Многочисленные "кибердружины" по выявлению потенциальных преступников в Интернете, добровольные помощники антипедофильской партии по преследованию злоумышленников уже в реале… Когда запретных сладострастников выманивают "на встречу" фотоизображением юного существа и непотребным сюсюканьем. После чего "педофилы" бывают либо биты, либо опозорены.

Здесь меня, однако, интересуют соображения чисто, так сказать, литературного свойства. Ведь не в режиме сетевого монолога гадкие извращенцы объясняются в гнусных похотях? Надо думать, эти пуганые вороны клюют на определенный словарь и стилистику собеседования… Ведутся.

Вспоминается Лев Толстой, прочитавший "Яму" Куприна и заключивший, что автор получает свое удовольствие от описания бордельной экзотики (ну, это Лев Николаевич "Суламифь" не прочел, не успел). Куприн, положим, не особо смаковал проституточные труды и дни, но ведь и граф бывал в таких случаях не по-старчески чуток.

А вот Пазолини, конечно, в "Сало, или 120 днях Содома" очень страстно фашизм разоблачал.

Надо, кстати, заметить: Натан Дубовицкий в этом своем тексте необычайно в вопросах секса, как дон Корлеоне, целомудрен – и взрослой-то эротики в МиВ не найти с красным фонарем, сплошь констатация нелепых связей. Дети же, равно как отношение к ним, описываются исключительно возвышенно: "Велик и чужому человеку показался бы ангелом, а уж для родного отца он был целый рай".

Между тем моего приятеля, молодого кандидата философии, едва не вытолкали с кафедры за то, что, разбирая с первокурсниками "Пир" Платона, объяснял: однополая любовь старших античных мужчин к младшим была для того времени… ну да, нормой.

Не все, что написано у Платона, сказали ему, уместно давать современным детям. А относительно нынешнего времени добавили: атмосфера такая.

Все верно: ради хорошего русского романа можно и атмосферу потерпеть.

Без надежды и любви. О романе Александра Снегирева "Вера"
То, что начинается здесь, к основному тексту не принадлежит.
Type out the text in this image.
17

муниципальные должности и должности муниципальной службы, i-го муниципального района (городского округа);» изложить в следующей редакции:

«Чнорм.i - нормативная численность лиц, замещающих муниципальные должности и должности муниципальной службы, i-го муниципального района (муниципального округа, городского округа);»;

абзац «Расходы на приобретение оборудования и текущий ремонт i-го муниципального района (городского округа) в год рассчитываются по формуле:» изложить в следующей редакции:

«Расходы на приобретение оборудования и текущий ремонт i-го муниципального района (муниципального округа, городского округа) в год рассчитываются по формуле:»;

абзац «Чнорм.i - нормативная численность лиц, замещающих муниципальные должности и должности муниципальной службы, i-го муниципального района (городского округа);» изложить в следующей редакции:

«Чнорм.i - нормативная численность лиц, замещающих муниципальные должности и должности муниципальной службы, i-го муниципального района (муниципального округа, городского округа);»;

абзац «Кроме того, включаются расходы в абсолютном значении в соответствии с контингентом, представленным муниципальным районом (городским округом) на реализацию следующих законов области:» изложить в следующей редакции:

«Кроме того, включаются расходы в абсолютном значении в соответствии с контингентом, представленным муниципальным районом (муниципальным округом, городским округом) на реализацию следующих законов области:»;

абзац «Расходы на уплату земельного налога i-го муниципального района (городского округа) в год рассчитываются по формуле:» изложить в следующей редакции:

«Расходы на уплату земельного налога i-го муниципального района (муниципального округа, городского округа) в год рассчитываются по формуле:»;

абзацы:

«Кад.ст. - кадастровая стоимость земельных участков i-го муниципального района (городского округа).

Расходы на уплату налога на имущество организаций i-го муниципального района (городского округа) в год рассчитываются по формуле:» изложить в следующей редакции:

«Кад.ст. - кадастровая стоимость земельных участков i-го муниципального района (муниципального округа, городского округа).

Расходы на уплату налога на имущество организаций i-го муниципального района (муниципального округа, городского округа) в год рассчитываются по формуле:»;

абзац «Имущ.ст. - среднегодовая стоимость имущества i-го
Компактный роман-притча. В традициях Андрея Платонова (похоже, это самый главный для Александра русский автор, слышатся мотивы "Фро" и "Счастливой Москвы") и Фридриха Горенштейна. Про традицию Виктора Ерофеева говорить не стану, ибо нет такой традиции, а есть пиар, несколько проржавевший в былых боях.

Если из триады Вера – Надежда – Любовь вычленить фигуру, наиболее адекватную России во всех ее временах и пространствах, это будет, конечно, Вера.

Верой зовут и главную героиню – возраст которой приближается к неумолимому женскому сороковнику на фоне ста лет одиночества и ее, и всего семейства, и всей, естественно, страны Россия. Вера – москвичка во втором поколении, блондинка, увядающая красотка и полуеврейка. Ни семьи, ни дома, есть только дверь за ковром, не из Хаксли – Моррисона, а скорее из русской народной психоделии и детских страхов. Равно и в качестве жутковатой метафоры отечественно-семейной истории. Тоже все знаково.

Отправная летописная точка, пункт "А" – Великая война ("самая страшная в истории человечества", – очень серьезно повторяет Снегирев известную аттестацию). С дородовой памятью 37-го года, в котором Верин отец получил имя Сулейман, в честь "великого лезгинского поэта", в тот важный год и скончавшегося. Надо сказать, Снегирев вообще исторически чуток: вся современная Россия – это Россия послевоенная, и чем дальше ВОВ, тем сильней ощущение смертной и кровной с ней связи, протекающей глубоко параллельно не столько историческому, сколько истерическому пропагандистскому мейнстриму.